Patients with diabetes
  1. Blood sugar level should be strictly managed as elevation of blood sugar levels is frequently observed within 7–10 days after fever.

  2. Some antidiabetic drugs such as metformin are not recommended during the period of COVID-19 infection, considering the risk of metabolic acidosis and increased plasma drug concentration, while insulin or sulfonylureas are relatively safe to use.

  3. Steroid medications such as prednisolone should not be used without the direction of a doctor.

Patients with gastrointestinal disorders
  1. Repeated use of antipyretics, painkillers and antibiotics should be avoided as they can cause gastrointestinal symptoms including abdominal pain, epigastric discomfort, diarrhoea, nausea, vomiting or even gastric bleeding.

  2. Foods that do not irritate the mucous membrane, such as porridge or soup, are recommended.

  3. Proton-pump inhibitors (eg, omeprazole, pantoprazole, lansoprazole) or H2 receptor antagonists (eg, ranitidine, cimetidine) can be used in cases involving severe symptoms.

Pregnant women
  1. The antipyretic effects of medication in pregnant women are relatively low; most antipyretics can pose a risk depending on the period of pregnancy. While paracetamol is relatively safe for pregnant women, those with underlying diseases such as gestational diabetes or impaired liver function should use antipyretics only under the instruction of a doctor.

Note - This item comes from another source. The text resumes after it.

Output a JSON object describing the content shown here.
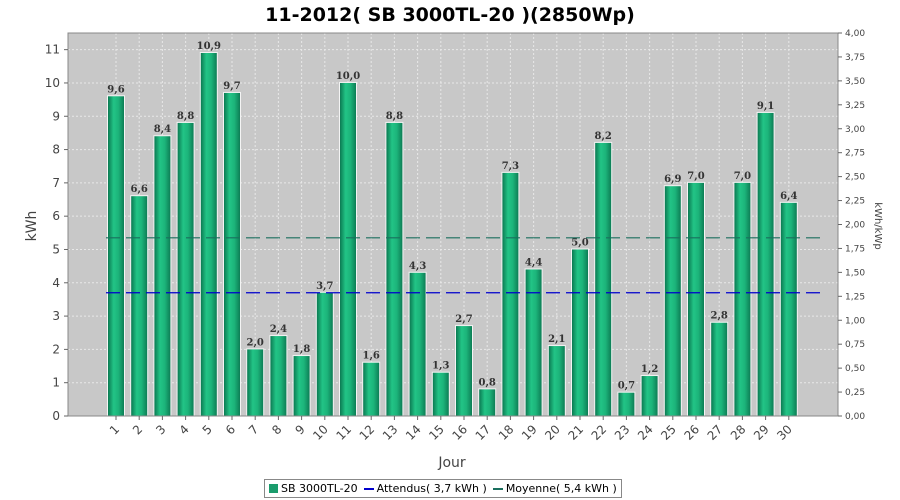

  2. Fluoroquinolones (eg, ciprofloxacin, levofloxacin) should not be used in pregnant women.

  3. Some Koryo medicine (traditional North Korean medicine) such as Paedoksan can be safely used in pregnant women with symptoms of COVID-19, regardless of the period of pregnancy.

Children
  1. The majority of COVID-19 symptoms are not severe in the child population; early diagnosis and a proper approach to treatment may result in a good prognosis.

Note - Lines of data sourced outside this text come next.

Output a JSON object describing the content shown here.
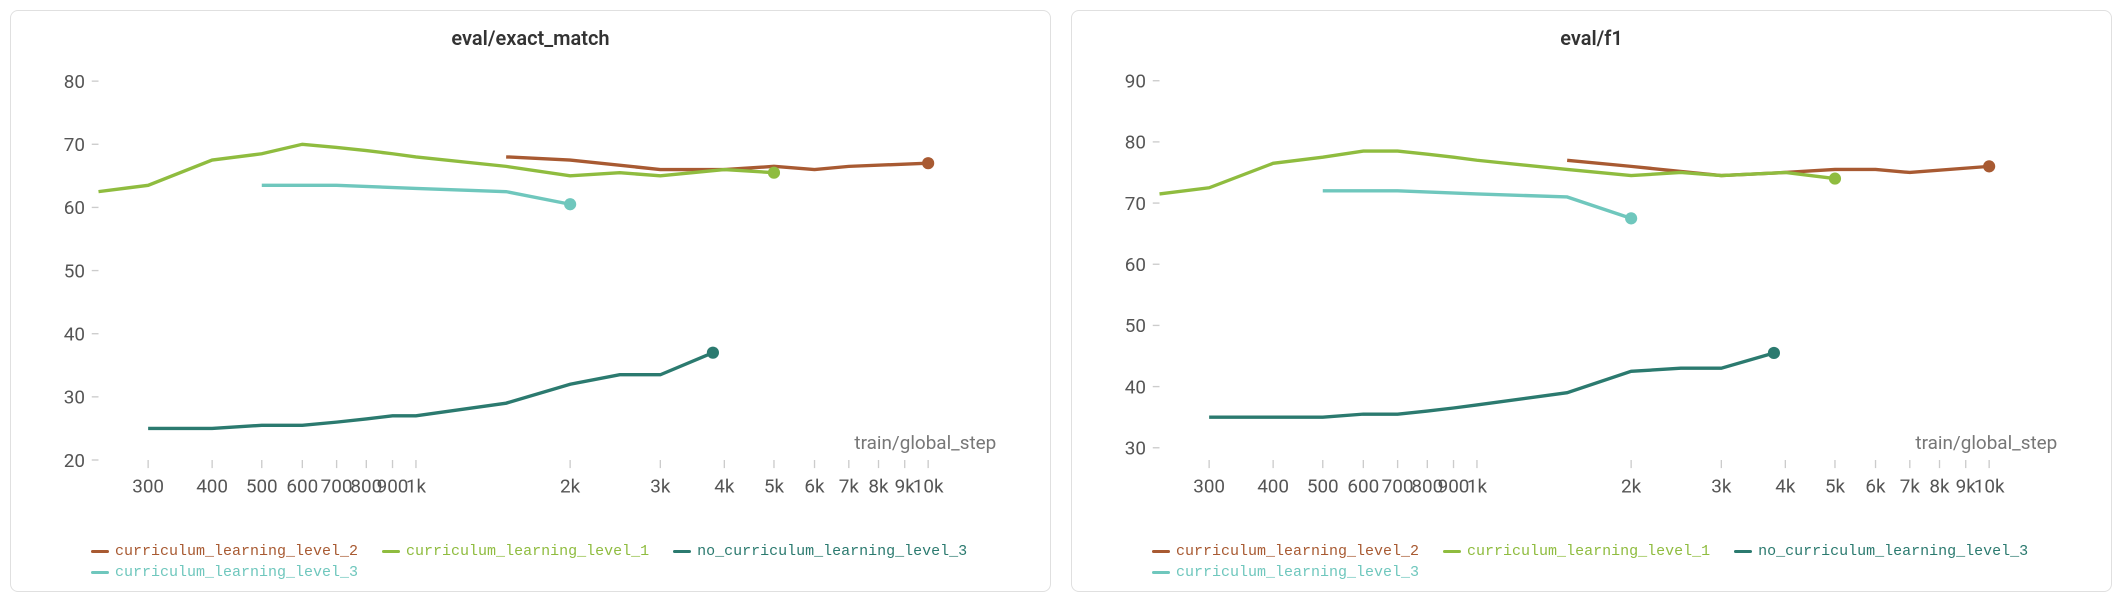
{
  "charts": [
    {
      "title": "eval/exact_match",
      "xaxis_label": "train/global_step",
      "xscale": "log",
      "xlim": [
        240,
        14000
      ],
      "xticks": [
        300,
        400,
        500,
        600,
        700,
        800,
        900,
        1000,
        2000,
        3000,
        4000,
        5000,
        6000,
        7000,
        8000,
        9000,
        10000
      ],
      "xtick_labels": [
        "300",
        "400",
        "500",
        "600",
        "700",
        "800",
        "900",
        "1k",
        "2k",
        "3k",
        "4k",
        "5k",
        "6k",
        "7k",
        "8k",
        "9k",
        "10k"
      ],
      "ylim": [
        20,
        82
      ],
      "yticks": [
        20,
        30,
        40,
        50,
        60,
        70,
        80
      ],
      "ytick_labels": [
        "20",
        "30",
        "40",
        "50",
        "60",
        "70",
        "80"
      ],
      "grid_color": "#cccccc",
      "background_color": "#ffffff",
      "title_fontsize": 20,
      "label_fontsize": 14,
      "series": [
        {
          "name": "curriculum_learning_level_2",
          "color": "#a85a32",
          "x": [
            1500,
            2000,
            3000,
            4000,
            5000,
            6000,
            7000,
            10000
          ],
          "y": [
            68,
            67.5,
            66,
            66,
            66.5,
            66,
            66.5,
            67
          ],
          "endpoint_marker": true
        },
        {
          "name": "curriculum_learning_level_1",
          "color": "#8fbc3f",
          "x": [
            240,
            300,
            400,
            500,
            600,
            700,
            800,
            900,
            1000,
            1500,
            2000,
            2500,
            3000,
            4000,
            5000
          ],
          "y": [
            62.5,
            63.5,
            67.5,
            68.5,
            70,
            69.5,
            69,
            68.5,
            68,
            66.5,
            65,
            65.5,
            65,
            66,
            65.5
          ],
          "endpoint_marker": true
        },
        {
          "name": "no_curriculum_learning_level_3",
          "color": "#2b7a6f",
          "x": [
            300,
            400,
            500,
            600,
            700,
            800,
            900,
            1000,
            1500,
            2000,
            2500,
            3000,
            3800
          ],
          "y": [
            25,
            25,
            25.5,
            25.5,
            26,
            26.5,
            27,
            27,
            29,
            32,
            33.5,
            33.5,
            37
          ],
          "endpoint_marker": true
        },
        {
          "name": "curriculum_learning_level_3",
          "color": "#6fc7bd",
          "x": [
            500,
            700,
            1000,
            1500,
            2000
          ],
          "y": [
            63.5,
            63.5,
            63,
            62.5,
            60.5
          ],
          "endpoint_marker": true
        }
      ],
      "legend_order": [
        "curriculum_learning_level_2",
        "curriculum_learning_level_1",
        "no_curriculum_learning_level_3",
        "curriculum_learning_level_3"
      ]
    },
    {
      "title": "eval/f1",
      "xaxis_label": "train/global_step",
      "xscale": "log",
      "xlim": [
        240,
        14000
      ],
      "xticks": [
        300,
        400,
        500,
        600,
        700,
        800,
        900,
        1000,
        2000,
        3000,
        4000,
        5000,
        6000,
        7000,
        8000,
        9000,
        10000
      ],
      "xtick_labels": [
        "300",
        "400",
        "500",
        "600",
        "700",
        "800",
        "900",
        "1k",
        "2k",
        "3k",
        "4k",
        "5k",
        "6k",
        "7k",
        "8k",
        "9k",
        "10k"
      ],
      "ylim": [
        28,
        92
      ],
      "yticks": [
        30,
        40,
        50,
        60,
        70,
        80,
        90
      ],
      "ytick_labels": [
        "30",
        "40",
        "50",
        "60",
        "70",
        "80",
        "90"
      ],
      "grid_color": "#cccccc",
      "background_color": "#ffffff",
      "title_fontsize": 20,
      "label_fontsize": 14,
      "series": [
        {
          "name": "curriculum_learning_level_2",
          "color": "#a85a32",
          "x": [
            1500,
            2000,
            3000,
            4000,
            5000,
            6000,
            7000,
            10000
          ],
          "y": [
            77,
            76,
            74.5,
            75,
            75.5,
            75.5,
            75,
            76
          ],
          "endpoint_marker": true
        },
        {
          "name": "curriculum_learning_level_1",
          "color": "#8fbc3f",
          "x": [
            240,
            300,
            400,
            500,
            600,
            700,
            800,
            900,
            1000,
            1500,
            2000,
            2500,
            3000,
            4000,
            5000
          ],
          "y": [
            71.5,
            72.5,
            76.5,
            77.5,
            78.5,
            78.5,
            78,
            77.5,
            77,
            75.5,
            74.5,
            75,
            74.5,
            75,
            74
          ],
          "endpoint_marker": true
        },
        {
          "name": "no_curriculum_learning_level_3",
          "color": "#2b7a6f",
          "x": [
            300,
            400,
            500,
            600,
            700,
            800,
            900,
            1000,
            1500,
            2000,
            2500,
            3000,
            3800
          ],
          "y": [
            35,
            35,
            35,
            35.5,
            35.5,
            36,
            36.5,
            37,
            39,
            42.5,
            43,
            43,
            45.5
          ],
          "endpoint_marker": true
        },
        {
          "name": "curriculum_learning_level_3",
          "color": "#6fc7bd",
          "x": [
            500,
            700,
            1000,
            1500,
            2000
          ],
          "y": [
            72,
            72,
            71.5,
            71,
            67.5
          ],
          "endpoint_marker": true
        }
      ],
      "legend_order": [
        "curriculum_learning_level_2",
        "curriculum_learning_level_1",
        "no_curriculum_learning_level_3",
        "curriculum_learning_level_3"
      ]
    }
  ]
}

  2. Antipyretics can be used in children with a fever of 38°C or more, specific dosages of each medication are as follows: paracetamol (10–15 mg/kg), diclofenac (1 mg/kg), ibuprofen (10–15 mg/kg). Diphenhydramine (1–2 mg/kg, one or two times a day) and chlorpheniramine (0.35 mg/kg, one or two times a day) can also be used in cases where fever is accompanied by rhinorrhea and cough.

  3. Chlorpromazine, diphenhydramine and diazepam can be used for the management of febrile seizures, while phenobarbital is preferred in neonatal seizures.

  4. Antibiotics (eg, penicillin, ceftriaxone, ciprofloxacin, levofloxacin) or corticosteroids (eg, prednisolone, dexamethasone) may be required in patients diagnosed with pneumonia.

  5. An oxygen supply or intravenous fluids can be administered in critically ill patients.